Schizophrenia and depression are among the most disabling disorders in all of medicine. The costs to society are greater than nearly any other chronic health condition and the burden to patients and family members is of the greatest magnitude. Better measurement of patients lived experiences is critical to better understanding not only the mechanisms of these illnesses but also new opportunities to intervene in the future. Our team, with the help of an approved vendor, has built a novel platform app (Learn, Assess, Manage and Prevent “LAMP”) that syncs with a smartphone and captures physiology data. The goal of this study is to utilize LAMP to identify digital biomarkers of mental illness that will help us learn about what factors influence both recovery as well as relapse in patients with schizophrenia and depression.

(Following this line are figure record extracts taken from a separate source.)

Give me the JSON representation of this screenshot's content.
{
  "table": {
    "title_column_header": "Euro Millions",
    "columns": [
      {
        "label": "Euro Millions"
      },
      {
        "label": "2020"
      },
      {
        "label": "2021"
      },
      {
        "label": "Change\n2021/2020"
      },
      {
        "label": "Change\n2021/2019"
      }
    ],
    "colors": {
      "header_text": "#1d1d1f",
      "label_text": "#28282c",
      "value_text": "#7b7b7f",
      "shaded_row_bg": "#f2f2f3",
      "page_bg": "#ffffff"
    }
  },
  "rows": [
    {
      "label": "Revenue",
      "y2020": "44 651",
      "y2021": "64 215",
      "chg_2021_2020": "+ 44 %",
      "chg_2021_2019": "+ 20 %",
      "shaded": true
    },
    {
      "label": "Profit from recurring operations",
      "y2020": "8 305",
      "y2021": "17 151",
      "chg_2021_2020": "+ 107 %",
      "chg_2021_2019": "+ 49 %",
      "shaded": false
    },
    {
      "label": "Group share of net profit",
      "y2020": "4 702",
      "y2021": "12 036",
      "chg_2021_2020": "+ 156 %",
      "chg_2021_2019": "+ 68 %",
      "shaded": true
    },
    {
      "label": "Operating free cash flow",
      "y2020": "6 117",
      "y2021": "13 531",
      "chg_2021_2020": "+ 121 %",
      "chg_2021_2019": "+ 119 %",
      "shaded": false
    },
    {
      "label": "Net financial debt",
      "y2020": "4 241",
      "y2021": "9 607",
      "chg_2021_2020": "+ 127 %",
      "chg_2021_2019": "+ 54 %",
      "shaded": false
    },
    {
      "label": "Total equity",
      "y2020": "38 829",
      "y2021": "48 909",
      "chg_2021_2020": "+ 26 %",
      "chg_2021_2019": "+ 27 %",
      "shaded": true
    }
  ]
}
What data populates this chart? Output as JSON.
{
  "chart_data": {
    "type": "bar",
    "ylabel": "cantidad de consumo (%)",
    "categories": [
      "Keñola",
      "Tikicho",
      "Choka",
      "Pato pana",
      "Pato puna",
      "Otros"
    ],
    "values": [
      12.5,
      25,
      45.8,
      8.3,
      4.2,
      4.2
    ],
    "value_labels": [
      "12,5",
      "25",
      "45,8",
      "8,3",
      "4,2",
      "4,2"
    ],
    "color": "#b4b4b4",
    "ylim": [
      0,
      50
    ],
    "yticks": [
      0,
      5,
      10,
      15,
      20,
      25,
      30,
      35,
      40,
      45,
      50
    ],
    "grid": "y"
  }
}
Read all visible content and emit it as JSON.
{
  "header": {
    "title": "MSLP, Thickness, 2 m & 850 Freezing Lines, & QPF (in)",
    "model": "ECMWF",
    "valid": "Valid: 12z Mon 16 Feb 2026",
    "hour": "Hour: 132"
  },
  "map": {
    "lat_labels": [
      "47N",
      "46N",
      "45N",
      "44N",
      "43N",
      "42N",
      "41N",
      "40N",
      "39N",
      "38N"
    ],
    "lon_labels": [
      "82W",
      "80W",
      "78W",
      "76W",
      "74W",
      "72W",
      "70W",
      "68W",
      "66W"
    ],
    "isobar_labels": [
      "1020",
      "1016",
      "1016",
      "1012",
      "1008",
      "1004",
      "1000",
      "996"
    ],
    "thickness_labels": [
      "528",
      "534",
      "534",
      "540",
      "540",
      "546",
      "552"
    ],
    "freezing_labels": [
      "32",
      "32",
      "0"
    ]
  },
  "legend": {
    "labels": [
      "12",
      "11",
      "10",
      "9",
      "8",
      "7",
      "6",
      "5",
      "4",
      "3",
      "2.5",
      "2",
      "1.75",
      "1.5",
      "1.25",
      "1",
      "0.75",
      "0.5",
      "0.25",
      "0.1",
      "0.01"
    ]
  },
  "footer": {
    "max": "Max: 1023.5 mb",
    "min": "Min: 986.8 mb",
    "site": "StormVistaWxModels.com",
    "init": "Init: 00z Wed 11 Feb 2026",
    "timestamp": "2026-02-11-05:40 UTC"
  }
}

100 patients in active treatment for schizophrenia or depression, and 100 healthy controls
The LAMP study lasts 12 months and consists of three study visits. If participants sign informed consent, the LAMP app and the Beiwe app, a research tool that records anonymous phone and text logs as well as GPS data, are downloaded onto their smartphones and they are given a smart watch to wear. They will also take a paper/pencil neuropsychiatric battery of tests on symptoms and cognition. Subjects use the apps and wear the smart watch for 1 year. The apps prompt symptom surveys and cognitive tests three times a week, each taking five minutes to complete. After 12 months, the subjects will return to the clinic and take a repeat neuropsychiatric battery.
We will use novel methods to collect from multiple data streams, in this case mobile survey assessments, mobile cognitive assessments, and behavioral and social data gathered through passive data streams. The data will be analyzed using the R programming language, and we intend to use lasso regression, which is a machine-learning model that produces clinically interpretable classification results on large and diverse data sets. This model is built into the R language, an increasingly common analysis method for big data.
This study aims to assess self-reported, behavioral, cognitive, and physiological data gathered from smartphones and smart watches as compared to gold standard measured in patients with depression or schizophrenia. To determine whether the digital biomarkers our team identified are unique to mental illness, we will compare our findings to a control group. Our findings will help to determine which digital biomarkers are associated with relapse, and inform relapse prevention in patients with schizophrenia and depression going forward.